Presidente brasileiro diz que nunca pagou subornos e exige investigação plena e rápida ao Supremo Tribunal Federal (STF).

Reuters

O presidente do Brasil, Michel Temer, afirmou que não se demitirá do cargo, negando o envolvimento em qualquer pagamento de corrupção.

“Não renunciarei. Sei o que fiz e sei da correcção dos meus atos”, disse o chefe de Estado brasileiro, em conferência de imprensa esta quinta-feira.

O líder do Planalto negou o envolvimento em qualquer suborno, após o Supremo Tribunal Federal (STF) ter validado a gravação divulgada ontem pelo jornal Globo e na qual os empresários Joesley Batista e Wesley Batista, da JBS, alegadamente obtiveram autorização de Temer para comprar o silêncio de Eduardo Cunha, o ex-líder da Câmara dos Deputados, que está preso por acusação de envolvimento nos casos de corrupção da Petrobras.

“Em nenhum momento autorizei que pagassem a quem quer que seja para ficar calado.

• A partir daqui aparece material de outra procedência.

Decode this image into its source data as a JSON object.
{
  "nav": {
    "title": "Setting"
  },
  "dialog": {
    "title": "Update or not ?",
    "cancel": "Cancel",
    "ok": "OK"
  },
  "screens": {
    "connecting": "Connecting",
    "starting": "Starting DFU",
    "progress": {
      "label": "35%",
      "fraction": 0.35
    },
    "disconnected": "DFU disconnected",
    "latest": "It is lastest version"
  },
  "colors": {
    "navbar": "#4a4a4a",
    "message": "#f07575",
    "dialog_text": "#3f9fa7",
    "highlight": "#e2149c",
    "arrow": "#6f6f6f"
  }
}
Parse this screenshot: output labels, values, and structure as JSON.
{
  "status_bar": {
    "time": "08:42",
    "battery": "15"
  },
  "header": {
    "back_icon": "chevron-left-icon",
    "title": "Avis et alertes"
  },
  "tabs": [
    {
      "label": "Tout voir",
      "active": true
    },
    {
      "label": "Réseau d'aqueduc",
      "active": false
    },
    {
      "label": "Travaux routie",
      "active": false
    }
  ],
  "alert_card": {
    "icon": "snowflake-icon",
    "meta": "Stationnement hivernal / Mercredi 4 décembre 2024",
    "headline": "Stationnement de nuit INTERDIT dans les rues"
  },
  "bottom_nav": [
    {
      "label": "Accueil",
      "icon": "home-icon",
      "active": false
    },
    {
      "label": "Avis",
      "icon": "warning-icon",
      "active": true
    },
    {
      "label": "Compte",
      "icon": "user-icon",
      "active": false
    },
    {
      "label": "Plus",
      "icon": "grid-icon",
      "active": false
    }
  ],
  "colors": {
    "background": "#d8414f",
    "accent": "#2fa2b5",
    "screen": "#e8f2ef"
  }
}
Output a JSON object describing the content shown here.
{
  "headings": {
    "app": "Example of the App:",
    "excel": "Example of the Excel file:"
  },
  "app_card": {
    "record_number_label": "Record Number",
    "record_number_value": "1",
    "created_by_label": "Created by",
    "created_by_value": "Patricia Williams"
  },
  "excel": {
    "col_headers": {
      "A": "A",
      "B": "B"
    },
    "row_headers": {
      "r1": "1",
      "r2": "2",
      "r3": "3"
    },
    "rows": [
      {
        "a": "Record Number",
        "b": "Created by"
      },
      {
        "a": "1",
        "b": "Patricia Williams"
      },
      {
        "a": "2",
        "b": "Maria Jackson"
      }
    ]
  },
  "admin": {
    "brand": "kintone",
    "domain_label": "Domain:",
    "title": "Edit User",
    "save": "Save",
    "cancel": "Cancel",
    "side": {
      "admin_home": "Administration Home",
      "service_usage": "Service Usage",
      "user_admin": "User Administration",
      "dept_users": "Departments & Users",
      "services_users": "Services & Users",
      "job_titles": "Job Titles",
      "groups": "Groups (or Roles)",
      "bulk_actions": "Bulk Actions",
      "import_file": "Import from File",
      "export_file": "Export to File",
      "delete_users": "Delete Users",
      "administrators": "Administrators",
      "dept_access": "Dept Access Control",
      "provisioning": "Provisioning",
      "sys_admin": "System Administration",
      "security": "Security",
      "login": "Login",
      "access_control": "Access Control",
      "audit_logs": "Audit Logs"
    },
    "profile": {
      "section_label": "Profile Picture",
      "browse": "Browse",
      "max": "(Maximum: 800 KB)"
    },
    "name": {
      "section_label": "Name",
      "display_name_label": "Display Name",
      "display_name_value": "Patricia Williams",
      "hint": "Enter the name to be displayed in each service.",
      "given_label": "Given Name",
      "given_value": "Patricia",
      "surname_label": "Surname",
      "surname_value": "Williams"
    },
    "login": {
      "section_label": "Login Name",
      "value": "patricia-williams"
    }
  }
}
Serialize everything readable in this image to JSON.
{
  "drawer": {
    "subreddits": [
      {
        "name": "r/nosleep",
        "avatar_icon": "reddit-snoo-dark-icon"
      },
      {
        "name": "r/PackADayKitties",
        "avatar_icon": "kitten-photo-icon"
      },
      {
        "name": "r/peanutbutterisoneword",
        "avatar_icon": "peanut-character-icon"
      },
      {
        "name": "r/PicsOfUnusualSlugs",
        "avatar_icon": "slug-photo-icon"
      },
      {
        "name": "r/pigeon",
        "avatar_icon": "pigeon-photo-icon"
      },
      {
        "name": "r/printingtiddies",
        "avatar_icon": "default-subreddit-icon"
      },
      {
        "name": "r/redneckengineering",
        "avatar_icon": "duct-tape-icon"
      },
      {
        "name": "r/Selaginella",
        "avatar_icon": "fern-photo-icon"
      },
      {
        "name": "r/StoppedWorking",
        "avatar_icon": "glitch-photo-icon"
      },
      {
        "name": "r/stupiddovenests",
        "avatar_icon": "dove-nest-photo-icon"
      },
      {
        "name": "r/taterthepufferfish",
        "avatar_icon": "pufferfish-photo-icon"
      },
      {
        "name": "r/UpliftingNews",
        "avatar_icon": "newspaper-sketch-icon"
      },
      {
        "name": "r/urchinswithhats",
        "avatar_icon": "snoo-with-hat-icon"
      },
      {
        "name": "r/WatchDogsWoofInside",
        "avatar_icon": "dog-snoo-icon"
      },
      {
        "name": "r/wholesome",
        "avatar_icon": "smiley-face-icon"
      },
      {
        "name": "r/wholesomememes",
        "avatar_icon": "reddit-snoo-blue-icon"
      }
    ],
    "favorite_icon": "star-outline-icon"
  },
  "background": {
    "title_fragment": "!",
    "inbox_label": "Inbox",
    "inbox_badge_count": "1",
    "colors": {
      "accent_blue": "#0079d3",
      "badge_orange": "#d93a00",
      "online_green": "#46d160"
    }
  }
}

Não comprei o silencio de ninguém”, reiterou Temer, acrescentando a exigência de uma “investigação plena e muito rápida” ao STF.

É perante a justiça que Temer prometeu ao país provar o não envolvimento no esquema de corrupção. Recordando a rapidez das delações, apelou a uma investigação rápida. “A dúvida não pode continuar por muito tempo”, disse o chefe de Estado.

Sublinhou ainda que solicitou oficialmente ao STF a gravação, no entanto, o seu pedido ainda não foi aceite.

“O meu governo viveu o seu melhor e pior momento esta semana”, frisou Temer. “Os indicadores de retorno de crescimento da economia e os dados da recuperação de emprego criaram esperança de dias melhores”, acrescentou.

No entanto, apontou que “ontem, contudo, a revelação de conversa gravada clandestinamente trouxe de volta o fantasma de crise política”.

Michel Temer vê-se a braços com um governo cada vez mais contestado e fragmentado, com vários ministros brasileiros a apresentarem a demissão e deputados a exigirem a sua demissão.